Stentiamo quasi a credere che Gesù abbia avuto il… coraggio di fare una rivelazione di tanta densità e impegno, e quasi inattesa. Il discorso prosegue per alcuni versetti, ma le premesse che lo rendono sublime, ma anche non accettabile per gli uditori, ci sono già tutte.
Per accettare questo insegnamento occorre una libertà interiore come quella di cui parla la lettura del brano di Efesini: “fatevi imitatori di Dio”, con un atteggiamento di bontà.
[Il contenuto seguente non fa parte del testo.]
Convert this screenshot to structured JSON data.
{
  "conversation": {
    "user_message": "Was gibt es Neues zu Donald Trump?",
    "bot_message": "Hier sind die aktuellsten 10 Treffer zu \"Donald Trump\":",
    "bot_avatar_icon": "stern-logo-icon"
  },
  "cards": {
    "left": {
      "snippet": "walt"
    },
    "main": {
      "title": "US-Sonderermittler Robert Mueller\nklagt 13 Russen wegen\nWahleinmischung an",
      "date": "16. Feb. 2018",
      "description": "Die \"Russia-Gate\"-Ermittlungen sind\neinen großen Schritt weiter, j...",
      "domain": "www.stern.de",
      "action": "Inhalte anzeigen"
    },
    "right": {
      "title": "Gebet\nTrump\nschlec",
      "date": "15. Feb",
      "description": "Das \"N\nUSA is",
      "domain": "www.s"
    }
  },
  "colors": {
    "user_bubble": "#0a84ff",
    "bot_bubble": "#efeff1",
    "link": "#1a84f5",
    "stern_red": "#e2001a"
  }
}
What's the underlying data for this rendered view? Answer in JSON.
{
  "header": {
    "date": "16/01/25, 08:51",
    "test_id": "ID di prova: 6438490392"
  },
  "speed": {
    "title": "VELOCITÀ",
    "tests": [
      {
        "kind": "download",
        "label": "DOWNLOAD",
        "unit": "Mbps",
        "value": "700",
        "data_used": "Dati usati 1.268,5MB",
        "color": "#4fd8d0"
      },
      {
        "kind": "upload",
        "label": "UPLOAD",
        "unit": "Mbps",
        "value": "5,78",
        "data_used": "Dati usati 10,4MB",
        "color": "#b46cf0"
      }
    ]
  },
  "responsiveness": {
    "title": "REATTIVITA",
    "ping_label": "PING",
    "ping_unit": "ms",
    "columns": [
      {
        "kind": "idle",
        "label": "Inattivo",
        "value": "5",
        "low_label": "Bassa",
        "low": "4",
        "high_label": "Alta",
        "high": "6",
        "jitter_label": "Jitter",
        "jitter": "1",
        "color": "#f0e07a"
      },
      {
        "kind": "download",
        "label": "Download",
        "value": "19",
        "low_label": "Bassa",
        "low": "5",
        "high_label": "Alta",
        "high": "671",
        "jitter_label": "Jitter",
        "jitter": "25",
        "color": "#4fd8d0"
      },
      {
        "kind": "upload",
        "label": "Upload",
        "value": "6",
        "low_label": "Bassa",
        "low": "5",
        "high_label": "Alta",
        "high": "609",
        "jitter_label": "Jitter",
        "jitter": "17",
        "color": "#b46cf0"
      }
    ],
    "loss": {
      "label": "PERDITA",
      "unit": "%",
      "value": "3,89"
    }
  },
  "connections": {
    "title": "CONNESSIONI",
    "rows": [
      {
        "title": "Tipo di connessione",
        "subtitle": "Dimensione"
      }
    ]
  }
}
Veramente l’insegnamento della lettera è tutto finalizzato a inculcare l’imitazione più impegnata della carità del Padre, del Figlio e dello Spirito Santo (tutte e tre le persone divine sono nominate spontaneamente e chiaramente nella loro caratteristica propria). E’ significativo che in questo brano non è nominata la fede e in realtà è sottintesa in un modo tanto spontaneo: come è possibile praticare una finezza di carità come viene richiesta, se non si è motivati da una grande fede?
E’ così che i due discorsi della nostra celebrazione – quello eucaristico (di 1 Re e Giovanni) e quello parenetico/esortativo di Efesini – si incontrano e si sostengono a vicenda. Certo per “venire a me”, cioè al Gesù che sta preparando un regalo così grande che è già un miracolo farlo accettare (“io sono il pane disceso dal cielo”), bisogna “camminare nella carità, nel modo in cui anche Cristo ci ha amati”, dimentico di sé, “dando se stesso per noi”. La carità di Cristo, compresa, accettata, amata nella sua pienezza, è veramente la piattaforma della fede. Fin da adesso l’accogliamo col sì più totale, riconoscenti per ogni raggio di luce che vorrà accompagnare il suo dono.